Laminar flow through isotropic granular porous media
Thesis (MScEng (Mathematical Sciences. Applied Mathematics))--University of Stellenbosch, 2006.
An analytical modelling procedure for predicting the streamwise pressure gradient for steady laminar incompressible flow of a Newtonian fluid through homogeneous isotropic granular porous media is introduced. The modelling strategy involves the spatial volume averaging of a statistical representative portion of the porous domain to obtain measurable macroscopic quantities from which macroscopic transport equations can be derived. A simple pore-scale model is introduced to approximate the actual complex granular porous microstructure through rectangular cubic geometry.

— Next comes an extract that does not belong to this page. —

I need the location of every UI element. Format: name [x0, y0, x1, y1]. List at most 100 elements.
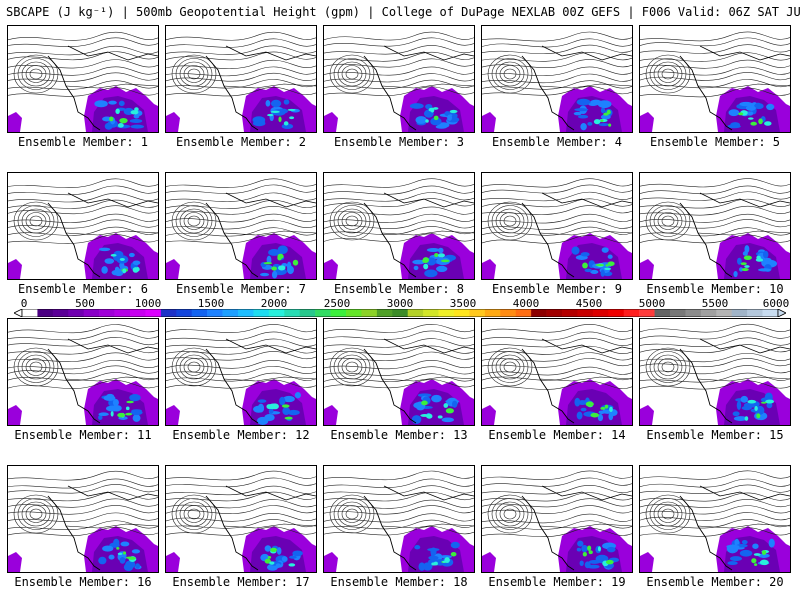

The sound physical principles on which the modelling procedure is based avoid the need for redundant empirical coefficients. The model is generalized to predict the rheological flow behaviour of non-Newtonian purely viscous power law fluids by introducing the dependence of the apparent viscosity on the shear rate through the wall shear stress. The field of application of the Newtonian model is extended to predict the flow behaviour in fluidized beds by adjusting the Darcy velocity to incorporate the relative velocity of the solid phase. The Newtonian model is furthermore adjusted to predict fluid flow through Fontainebleau sandstone by taking into account the effect of blocked throats at very low porosities. The analytical model as well as the model generalizations for extended applicability is verified through comparison with other analytical and semi-empirical models and a wide range of experimental data from the literature. The accuracy of the predictive analytical model reveals to be highly acceptable for most engineering designs.